Anfrage Postneubau in Netphen
der Abgeordneten Frau Rock und der Fraktion DIE GRÜNEN
Vorbemerkung
Wir fragen die Bundesregierung:
Fragen5
In ihrer Antwort auf die Kleine Anfrage — Drucksache 11/3782 — führt die Bundesregierung — Drucksache 11/3825 — u. a. aus: „Die deutlichen monetären Fakten (Kostenvorteil von mehreren Mio.
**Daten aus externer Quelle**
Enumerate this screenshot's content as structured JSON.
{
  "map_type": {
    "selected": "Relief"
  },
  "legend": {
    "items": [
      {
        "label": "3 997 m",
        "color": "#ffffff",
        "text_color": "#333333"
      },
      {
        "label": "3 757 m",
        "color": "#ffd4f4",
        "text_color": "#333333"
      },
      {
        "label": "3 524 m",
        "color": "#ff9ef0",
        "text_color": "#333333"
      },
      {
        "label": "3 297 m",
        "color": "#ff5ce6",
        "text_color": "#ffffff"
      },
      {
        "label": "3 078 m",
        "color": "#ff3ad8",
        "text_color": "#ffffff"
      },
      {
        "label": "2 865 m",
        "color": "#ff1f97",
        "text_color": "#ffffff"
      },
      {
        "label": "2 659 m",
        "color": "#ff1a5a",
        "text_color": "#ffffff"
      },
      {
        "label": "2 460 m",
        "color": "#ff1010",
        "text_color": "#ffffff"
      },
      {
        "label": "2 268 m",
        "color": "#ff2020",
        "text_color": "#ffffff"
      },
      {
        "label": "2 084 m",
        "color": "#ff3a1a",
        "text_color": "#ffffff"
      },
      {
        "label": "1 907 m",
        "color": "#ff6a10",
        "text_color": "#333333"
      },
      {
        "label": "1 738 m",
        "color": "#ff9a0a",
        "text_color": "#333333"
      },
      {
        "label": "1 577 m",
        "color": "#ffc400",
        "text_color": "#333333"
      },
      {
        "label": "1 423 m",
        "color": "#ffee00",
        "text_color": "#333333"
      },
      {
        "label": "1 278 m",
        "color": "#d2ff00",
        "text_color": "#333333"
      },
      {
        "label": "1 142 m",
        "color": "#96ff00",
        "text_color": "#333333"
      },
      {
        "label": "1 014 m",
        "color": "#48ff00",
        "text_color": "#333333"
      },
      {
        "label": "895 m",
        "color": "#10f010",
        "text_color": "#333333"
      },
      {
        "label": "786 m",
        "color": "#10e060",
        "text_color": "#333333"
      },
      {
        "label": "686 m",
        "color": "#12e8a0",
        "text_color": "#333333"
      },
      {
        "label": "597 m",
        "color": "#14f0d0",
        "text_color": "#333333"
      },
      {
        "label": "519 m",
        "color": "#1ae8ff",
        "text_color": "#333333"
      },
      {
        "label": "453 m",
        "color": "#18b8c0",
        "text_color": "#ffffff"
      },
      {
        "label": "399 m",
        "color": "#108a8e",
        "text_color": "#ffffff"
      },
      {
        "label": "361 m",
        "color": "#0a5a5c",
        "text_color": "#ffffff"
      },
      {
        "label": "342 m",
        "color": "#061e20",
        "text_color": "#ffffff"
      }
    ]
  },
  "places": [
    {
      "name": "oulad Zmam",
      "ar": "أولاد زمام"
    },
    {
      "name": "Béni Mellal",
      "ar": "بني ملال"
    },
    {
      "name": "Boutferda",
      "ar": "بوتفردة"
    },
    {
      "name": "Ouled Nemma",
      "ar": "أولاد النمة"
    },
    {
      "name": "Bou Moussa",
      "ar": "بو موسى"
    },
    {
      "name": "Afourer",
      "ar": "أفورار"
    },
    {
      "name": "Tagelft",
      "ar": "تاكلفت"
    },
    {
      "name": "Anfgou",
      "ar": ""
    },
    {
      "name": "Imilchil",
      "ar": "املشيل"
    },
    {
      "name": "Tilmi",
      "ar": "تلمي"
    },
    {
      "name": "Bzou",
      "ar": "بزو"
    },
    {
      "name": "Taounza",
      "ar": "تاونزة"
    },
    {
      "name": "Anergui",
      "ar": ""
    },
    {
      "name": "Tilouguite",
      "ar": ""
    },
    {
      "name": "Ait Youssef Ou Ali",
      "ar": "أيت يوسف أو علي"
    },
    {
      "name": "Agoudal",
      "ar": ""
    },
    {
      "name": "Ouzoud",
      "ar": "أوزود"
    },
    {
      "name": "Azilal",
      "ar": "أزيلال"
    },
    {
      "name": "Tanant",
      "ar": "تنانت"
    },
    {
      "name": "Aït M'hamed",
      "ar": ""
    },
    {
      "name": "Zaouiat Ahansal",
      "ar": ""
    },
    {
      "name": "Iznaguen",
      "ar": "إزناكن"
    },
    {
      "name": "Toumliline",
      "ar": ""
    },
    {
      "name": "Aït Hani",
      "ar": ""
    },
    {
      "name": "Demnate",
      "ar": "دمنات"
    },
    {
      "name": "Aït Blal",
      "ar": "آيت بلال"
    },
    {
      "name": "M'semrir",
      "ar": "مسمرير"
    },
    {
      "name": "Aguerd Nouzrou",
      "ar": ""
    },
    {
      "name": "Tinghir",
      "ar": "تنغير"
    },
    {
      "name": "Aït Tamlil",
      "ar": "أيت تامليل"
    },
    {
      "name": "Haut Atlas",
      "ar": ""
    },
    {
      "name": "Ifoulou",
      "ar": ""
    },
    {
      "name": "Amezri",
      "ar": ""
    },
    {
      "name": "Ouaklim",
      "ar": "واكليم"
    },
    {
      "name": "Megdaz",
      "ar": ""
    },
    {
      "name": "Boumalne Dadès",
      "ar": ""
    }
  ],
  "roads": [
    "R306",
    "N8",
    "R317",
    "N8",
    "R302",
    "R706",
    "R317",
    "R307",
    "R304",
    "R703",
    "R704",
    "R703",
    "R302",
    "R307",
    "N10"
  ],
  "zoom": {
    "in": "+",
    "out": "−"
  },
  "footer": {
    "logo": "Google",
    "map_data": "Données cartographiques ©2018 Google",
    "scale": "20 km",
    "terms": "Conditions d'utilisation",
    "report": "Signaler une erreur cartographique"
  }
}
DM) bei etwä gleichbewerteten nichtmonetären Kriterien (Dienstgüte / Realisierbarkeit / Zukunftssicherheit / Reaktionen) wiesen den Standort Netphen als optimale Lösung aus.“
Ist der Bundesregierung bekannt, daß eine interne Analyse der OPD Dortmund die nichtmonetären Kriterien zugunsten des Standortes Siegen bewertet?
Insbesondere die verkehrliche Erschließung — Erreichbarkeit des Gebäudes mit Fahrzeugen des ÖPNV — wird in dieser Berechnung negativ bewertet.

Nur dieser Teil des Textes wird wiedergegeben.